Les chercheurs ont fabriqué une diode électroluminescente (LED) à base de SiQD par superposition de diverses couches.L'anode est constituée d'un substrat en verre d'oxyde d'indium et d'étain (ITO) qui est un bon conducteur de l’électricité et suffisamment transparent pour transmettre la lumière émise (électroluminescence)3. Parmi les couches qui sont déposées par centrifugation sur le verre ITO, il y a évidemment une couche de SiQD, et la couche finale est un film d’aluminium servant de cathode.

Perspectives

Les chercheurs japonais ont maintenant un double objectif : augmenter l’efficacité de la luminescence des SiQD et des LED, et produire une émission à d’autres longueurs d’onde que celles correspondant au rouge-orangé. Ils pensent que la méthode de production de silice et de silicium qu’ils ont mis au point pourrait s’appliquer à d’autres végétaux : bambou, canne à sucre, blé, orge et autres graminées. Fabriquer ainsi des dispositifs optoélectroniques non toxiques – puisqu’ils sont issus de produits naturels – s’inscrit dans une démarche éco-responsable exemplaire.

Références et notes

1 S. Terada et al., “Orange-red Si quantum dot LEDs from recycled rice husks”, ACS Sustainable Chemistry & Engineering, vol.10(5), pp. 1765–1776, 2022.  DOI: 10.1021/acssuschemeng.1c04985

Communiqué de presse de l’Université d’Hiroshima : https://www.hiroshima-u.ac.jp/en/news/70366

2Un confinement quantique a lieu lorsque les déplacements des électrons ou des trous d'un semiconducteur sont limités dans une, deux ou trois dimensions. On parle alors respectivement de puits quantique, de fil quantique ou de boîte quantique.

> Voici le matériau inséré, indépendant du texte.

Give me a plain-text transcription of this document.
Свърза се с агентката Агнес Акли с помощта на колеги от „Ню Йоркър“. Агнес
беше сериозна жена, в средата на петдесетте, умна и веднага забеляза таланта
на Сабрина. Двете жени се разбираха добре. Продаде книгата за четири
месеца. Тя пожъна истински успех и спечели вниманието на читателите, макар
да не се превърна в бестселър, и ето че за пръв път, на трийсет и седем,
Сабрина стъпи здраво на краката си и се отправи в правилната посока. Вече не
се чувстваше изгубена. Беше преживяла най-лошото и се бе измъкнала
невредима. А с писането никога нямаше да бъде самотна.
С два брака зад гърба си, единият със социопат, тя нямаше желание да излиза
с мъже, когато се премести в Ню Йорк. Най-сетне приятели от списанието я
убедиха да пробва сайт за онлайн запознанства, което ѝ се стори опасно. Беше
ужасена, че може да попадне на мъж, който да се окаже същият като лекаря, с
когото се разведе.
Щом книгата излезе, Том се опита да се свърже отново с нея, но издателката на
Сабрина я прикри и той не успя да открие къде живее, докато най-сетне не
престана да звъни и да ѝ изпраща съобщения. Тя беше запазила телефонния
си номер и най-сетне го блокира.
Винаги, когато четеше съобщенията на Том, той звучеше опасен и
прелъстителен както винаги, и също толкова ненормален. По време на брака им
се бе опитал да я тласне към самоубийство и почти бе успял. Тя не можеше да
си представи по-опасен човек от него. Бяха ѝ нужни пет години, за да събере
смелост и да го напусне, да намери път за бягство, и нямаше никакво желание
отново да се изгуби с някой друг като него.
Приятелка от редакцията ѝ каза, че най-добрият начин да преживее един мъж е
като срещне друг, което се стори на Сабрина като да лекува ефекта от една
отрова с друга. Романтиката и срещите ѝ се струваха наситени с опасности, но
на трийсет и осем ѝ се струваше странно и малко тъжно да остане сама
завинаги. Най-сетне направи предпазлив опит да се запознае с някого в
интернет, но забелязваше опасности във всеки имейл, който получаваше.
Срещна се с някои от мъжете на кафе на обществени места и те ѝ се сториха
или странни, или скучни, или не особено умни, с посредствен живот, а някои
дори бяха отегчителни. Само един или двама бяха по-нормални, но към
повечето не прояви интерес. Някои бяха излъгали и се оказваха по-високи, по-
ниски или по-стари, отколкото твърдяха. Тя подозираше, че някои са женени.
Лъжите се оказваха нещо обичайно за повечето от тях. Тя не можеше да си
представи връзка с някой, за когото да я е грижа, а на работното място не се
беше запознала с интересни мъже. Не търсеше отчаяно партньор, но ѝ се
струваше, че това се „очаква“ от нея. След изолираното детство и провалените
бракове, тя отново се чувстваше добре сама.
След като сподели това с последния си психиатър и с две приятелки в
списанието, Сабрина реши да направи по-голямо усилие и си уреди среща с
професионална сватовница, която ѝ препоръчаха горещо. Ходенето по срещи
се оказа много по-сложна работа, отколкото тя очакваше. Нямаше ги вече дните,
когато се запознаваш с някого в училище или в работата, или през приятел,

3Pour en savoir plus sur la luminescence cristalline, les quantum dots, la photoluminescence, l’électroluminescence : B. Valeur, Lumière et luminescence. Ces phénomènes lumineux qui nous entourent, Belin, 2017 (2e éd.).

4“Les milles usages des quantum dots“, Techniques de l’ingénieur, 2014 – “Quantum dot”, Wikipedia.

5S. Bailly, “Des boîtes quantiques pour panneaux solaires”, Pour la Science, n° 535, mai 2022, p. 8.

6Les semiconducteurs utilisés pour fabriquer des quantum dots sont le plus souvent le séléniure de cadmium (CdSe), l'arséniure d'indium (InAs), le phosphure d'indium (InP), le sulfure de cadmium (CdS).

7“Silicon quantum dot”, Wikipedia.

8La fonctionnalisation consiste en un greffage de groupes décyl (C10H22).